If you want a dish in your pocket that will blow everyone the fuck away, this is it.
I’ve made a lot of good dishes in my life. I’ve also dreamed up my fair share of misses. Everyone once in a while, you just make something that is great. I liken it to a PB&J or a BLT, where the flavors marry together so perfectly, it almost feels like fate. The flavors of this dish come together so intimately, that you just feel happy and have the urge to eat more. So here it is...
The frontman of this dish was absolutely the steak.

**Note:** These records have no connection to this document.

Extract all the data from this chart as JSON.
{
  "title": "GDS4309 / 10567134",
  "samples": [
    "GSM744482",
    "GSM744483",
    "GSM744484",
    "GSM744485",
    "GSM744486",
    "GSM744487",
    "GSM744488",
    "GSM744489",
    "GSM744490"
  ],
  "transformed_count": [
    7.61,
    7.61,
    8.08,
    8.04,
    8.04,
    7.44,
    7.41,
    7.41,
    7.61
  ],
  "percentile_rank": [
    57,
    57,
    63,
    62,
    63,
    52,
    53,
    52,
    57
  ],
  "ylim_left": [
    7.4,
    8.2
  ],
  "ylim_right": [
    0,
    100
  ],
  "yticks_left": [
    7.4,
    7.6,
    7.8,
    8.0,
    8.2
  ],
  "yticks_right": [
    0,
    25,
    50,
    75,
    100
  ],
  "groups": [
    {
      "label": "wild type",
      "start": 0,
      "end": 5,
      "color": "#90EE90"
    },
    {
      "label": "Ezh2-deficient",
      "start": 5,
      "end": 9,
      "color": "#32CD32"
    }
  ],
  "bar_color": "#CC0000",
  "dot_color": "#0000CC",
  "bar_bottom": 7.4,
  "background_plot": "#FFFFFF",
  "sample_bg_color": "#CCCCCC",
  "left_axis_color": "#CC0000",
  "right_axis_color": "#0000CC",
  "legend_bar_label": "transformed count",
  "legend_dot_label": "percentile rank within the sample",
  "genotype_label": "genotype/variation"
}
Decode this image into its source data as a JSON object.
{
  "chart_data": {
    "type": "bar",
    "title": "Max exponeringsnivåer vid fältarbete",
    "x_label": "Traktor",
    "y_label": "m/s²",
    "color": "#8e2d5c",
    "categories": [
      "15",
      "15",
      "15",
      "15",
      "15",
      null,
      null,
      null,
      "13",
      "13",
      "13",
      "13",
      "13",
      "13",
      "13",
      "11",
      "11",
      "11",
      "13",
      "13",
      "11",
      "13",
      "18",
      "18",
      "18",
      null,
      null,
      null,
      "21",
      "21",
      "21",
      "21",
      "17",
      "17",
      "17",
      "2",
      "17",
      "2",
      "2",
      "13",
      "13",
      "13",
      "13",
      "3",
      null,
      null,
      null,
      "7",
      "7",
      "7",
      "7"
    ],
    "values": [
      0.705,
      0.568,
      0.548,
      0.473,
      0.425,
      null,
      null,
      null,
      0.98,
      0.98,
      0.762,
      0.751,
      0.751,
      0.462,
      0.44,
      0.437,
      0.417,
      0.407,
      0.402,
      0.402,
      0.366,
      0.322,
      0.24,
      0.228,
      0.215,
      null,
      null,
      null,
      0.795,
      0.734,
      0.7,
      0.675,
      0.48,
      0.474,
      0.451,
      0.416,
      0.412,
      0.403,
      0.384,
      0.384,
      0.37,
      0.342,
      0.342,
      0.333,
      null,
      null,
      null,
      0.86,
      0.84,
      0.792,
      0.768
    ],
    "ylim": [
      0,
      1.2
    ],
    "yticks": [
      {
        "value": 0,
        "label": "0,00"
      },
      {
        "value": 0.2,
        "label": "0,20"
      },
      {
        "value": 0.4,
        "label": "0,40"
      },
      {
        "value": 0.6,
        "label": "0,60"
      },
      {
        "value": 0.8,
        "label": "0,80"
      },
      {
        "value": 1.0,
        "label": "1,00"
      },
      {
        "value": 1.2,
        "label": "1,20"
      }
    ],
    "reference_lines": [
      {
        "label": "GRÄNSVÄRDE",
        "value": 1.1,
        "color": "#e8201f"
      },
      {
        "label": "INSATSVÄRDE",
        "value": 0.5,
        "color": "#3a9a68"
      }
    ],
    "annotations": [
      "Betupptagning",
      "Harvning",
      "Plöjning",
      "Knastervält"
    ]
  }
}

I went down to Primal Supply’s new shop in Brewerytown where they were kind enough to butcher me up a skirt steak in the back. They informed me that this time of year is when the cows switch from hay to fresh grass, thus rendering a fattier and more tender beef. I marinated the steak over night in orange juice, soy, olive oil, and little viognier vinegar. Usually with a skirt steak you want an aggressive marinade to break down the tough flesh and fat, but this beef was tender enough that I was able to pull back on the astringents. Once the steak was ready to go, I brought up a ripping-hot cast iron and seared both sides, creating a caramelized crust from the sugars in the marinade. I removed the beef and added two slices of buttered Lost Bread Seedy Grain right into the pan which mopped up the fond and received a perfect toast.
Next I made the arugula salad was simply dressed with an emulsion of basil, grated fresh horseradish, lemon juice, and vegetable oil. I sliced the skirt steak, layered the side of the plate with with the salad, tore up some toast with my hands, and finished with red onion that was marinated in sorghum molasses vinegar. Crazy good.